Prime Minister Shehbaz Sharif strongly condemned terrorism insurgency in the country and assured writ of the state against this menace.

The United Nations Secretary General Antonio Guterres called on the Taliban administration in Kabul to ensure an end to “all forms of terrorism activities” that posed a threat to Pakistan and other neighbouring countries from Afghan soil.

Foreign Minister Bilwal Bhutto said that it has been communicated to Afghanistan that banned outfit Tehreek-e-Taliban Pakistan (TTP) is Pakistan’s red line.

“The Afghan Taliban has been told that our [Pakistan and Afghanistan] ties will not remain fine if the TTP is not stopped,” Bilawal said.

An increase in the number of terror incidents has put the security apparatus in the country on high alert with the most recent Bannu hostage crisis sending shockwaves across the country.

Over 120 policemen were martyred and more than 125 others were wounded in different kinds of attacks on the force in Khyber-Pakhtunkhwa during the current year.

TTP is not an “undefeatable” terrorist franchise. Previously it was defeated, forcing it to shift its base of secret operations across border into Afghanistan, ruled then by Ashraf Ghani, under the US-NATO forces.

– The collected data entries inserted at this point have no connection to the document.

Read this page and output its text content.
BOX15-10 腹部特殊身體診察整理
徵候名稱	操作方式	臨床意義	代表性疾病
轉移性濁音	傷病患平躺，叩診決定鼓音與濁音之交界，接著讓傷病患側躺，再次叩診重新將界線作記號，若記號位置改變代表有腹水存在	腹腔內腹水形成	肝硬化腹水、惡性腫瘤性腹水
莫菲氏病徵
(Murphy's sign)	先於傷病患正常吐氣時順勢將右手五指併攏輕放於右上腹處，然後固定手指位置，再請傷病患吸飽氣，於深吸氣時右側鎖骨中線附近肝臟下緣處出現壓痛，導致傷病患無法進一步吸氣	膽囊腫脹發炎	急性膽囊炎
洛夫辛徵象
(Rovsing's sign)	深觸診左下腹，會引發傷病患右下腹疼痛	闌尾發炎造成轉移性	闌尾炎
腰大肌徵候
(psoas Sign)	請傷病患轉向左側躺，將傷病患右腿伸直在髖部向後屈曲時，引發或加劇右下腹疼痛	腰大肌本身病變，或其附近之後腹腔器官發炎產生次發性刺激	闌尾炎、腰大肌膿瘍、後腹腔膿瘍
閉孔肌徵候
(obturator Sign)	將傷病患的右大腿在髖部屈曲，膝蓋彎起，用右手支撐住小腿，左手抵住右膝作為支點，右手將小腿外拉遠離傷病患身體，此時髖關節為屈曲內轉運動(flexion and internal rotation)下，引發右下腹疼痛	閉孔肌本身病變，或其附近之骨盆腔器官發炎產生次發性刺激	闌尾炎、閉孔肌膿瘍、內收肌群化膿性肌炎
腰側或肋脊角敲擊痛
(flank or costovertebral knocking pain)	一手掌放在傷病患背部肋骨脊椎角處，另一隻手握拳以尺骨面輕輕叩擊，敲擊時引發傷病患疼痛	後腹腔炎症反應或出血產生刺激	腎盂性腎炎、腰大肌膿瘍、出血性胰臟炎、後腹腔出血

Critical analysis reveals that the TTP conglomerate consist of a grouping of some 13 smaller factions having different models of cognitive dissonance and motives ranging from pure criminality to aspirations for Sharia rule, in a distorted understanding of Islam and Pakistan.

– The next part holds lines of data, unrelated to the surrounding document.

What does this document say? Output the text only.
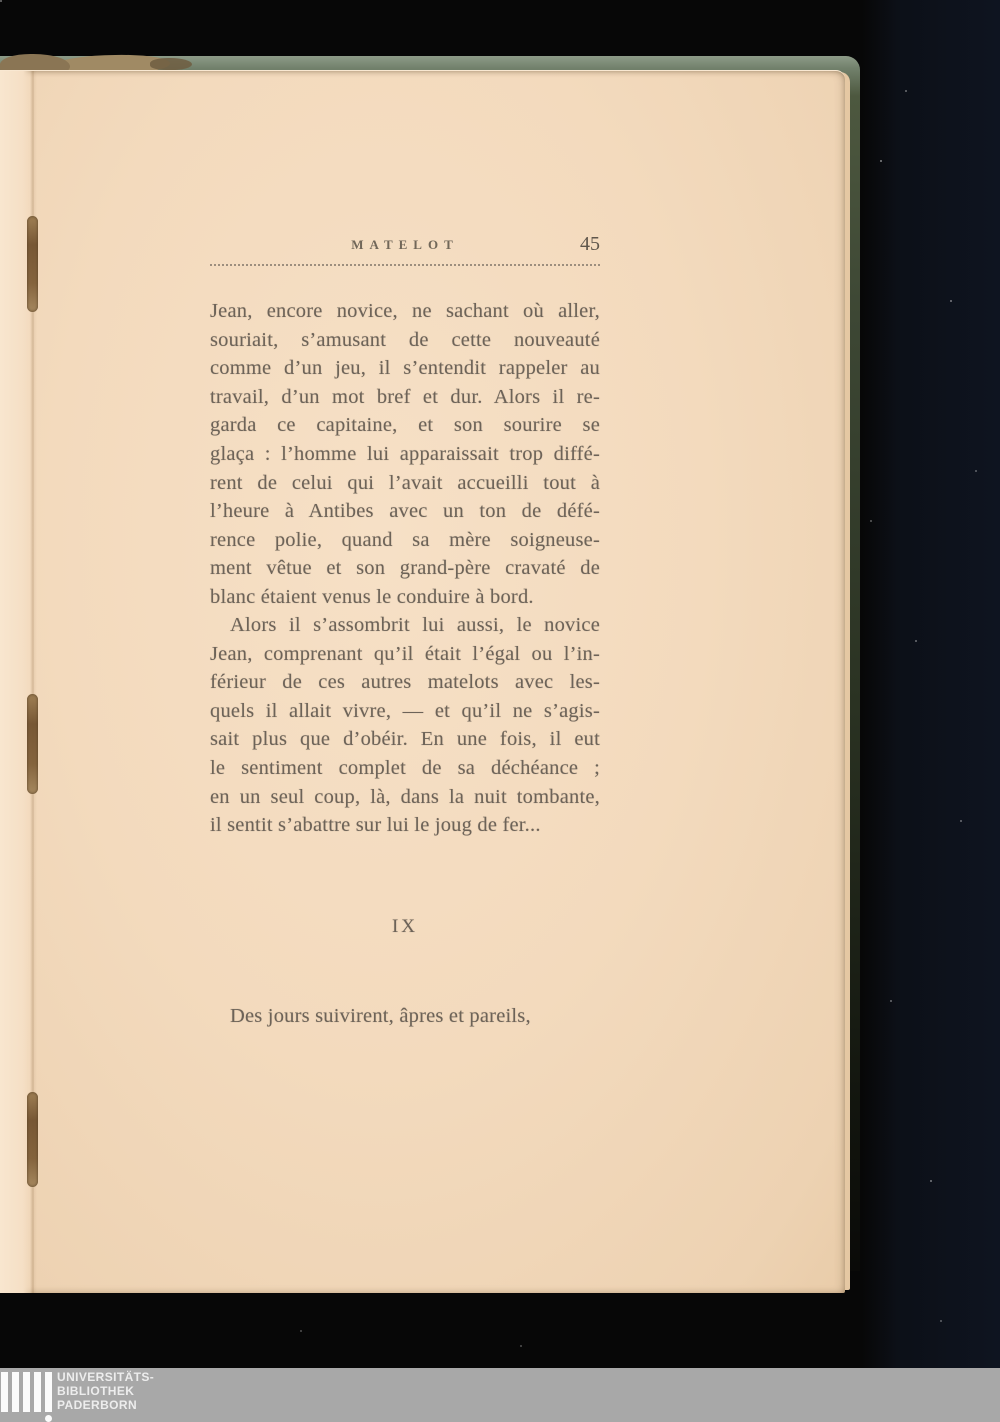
MATELOT	45
Jean, encore novice, ne sachant où aller,
souriait, s’amusant de cette nouveauté
comme d’un jeu, il s’entendit rappeler au
travail, d’un mot bref et dur. Alors il re-
garda ce capitaine, et son sourire se
glaça : l’homme lui apparaissait trop diffé-
rent de celui qui l’avait accueilli tout à
l’heure à Antibes avec un ton de défé-
rence polie, quand sa mère soigneuse-
ment vêtue et son grand-père cravaté de
blanc étaient venus le conduire à bord.
Alors il s’assombrit lui aussi, le novice
Jean, comprenant qu’il était l’égal ou l’in-
férieur de ces autres matelots avec les-
quels il allait vivre, — et qu’il ne s’agis-
sait plus que d’obéir. En une fois, il eut
le sentiment complet de sa déchéance ;
en un seul coup, là, dans la nuit tombante,
il sentit s’abattre sur lui le joug de fer...
IX
Des jours suivirent, âpres et pareils,
UNIVERSITÄTS-
BIBLIOTHEK
PADERBORN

They have been following their own strategy and borrowed sponsorship from India and other regional players to pressurize the government of Pakistan to bargain for re-entry into native areas on favourable terms.

Sharia and Islamism strategies have been propagating to win hearts and souls of innocent people in these areas.

TTP’s demands for reversal of FATA merger, carrying arms, prisoners release, payment of reparations, etc are non-negotiable and should not be accepted.

Unfortunately, TTP’s degraded tactics include target killing for maximum effect, opportunity ambushes and IEDs.

Suicide bombings have re-commenced in parts of the country which is not a good omen. Apparently it aims at eroding public confidence in government and law enforcement agencies following its Swat model.

According to creditable secret agencies assessment, the TTP potential for large-scale attacks stands degraded.

Its culminating point is at the lowest ebb and there are splits within its Swat, Bajaur and Waziristan regional chapters.

Unfortunately, Afghanistan’s soil has been the safe haven for the TTP and resurgence of the same in Afghanistan is the serious violation of the Doha Agreement.

It concludes that dialogue with TTP should be restarted from a position of strength, and it should be on TTP’s request, and conducted through low-ranking functionaries.

Ideally, the senior’s brasses of ISI & MI should not be indulged in this process.

It is suggested that the Taliban should not be included in this peace process because of their hidden sympathies with them.

The interim government of Taliban is seemingly not ready to evict TTP from the Afghan soil because it wants to use the TTP militia against Pakistan.

It seems that the grand Jirga strategy has serious weaknesses, as it upholds indecisiveness on the part of the State’s writ.

The government should deal through its officials under complete political ownership, without outsourcing the process to the military and/or the Intelligence agencies.

Ideally, the reconcilables and irreconcilables or good or bad TTP should be carefully pursued and differentiated during the rapprochement phase.

In this regard, the state and its secret agencies should continue with selective military and intelligence-based operations relentlessly, ceding no quarters.

Moreover, the NACTA recommendations should be implemented and greater security coordination ensured among stakeholders and secret agencies.

—The writer is Executive Director, Centre for South Asia & International Studies, Islamabad, regional expert China, BRI & CPEC & senior analyst, world affairs, Pakistan Observer.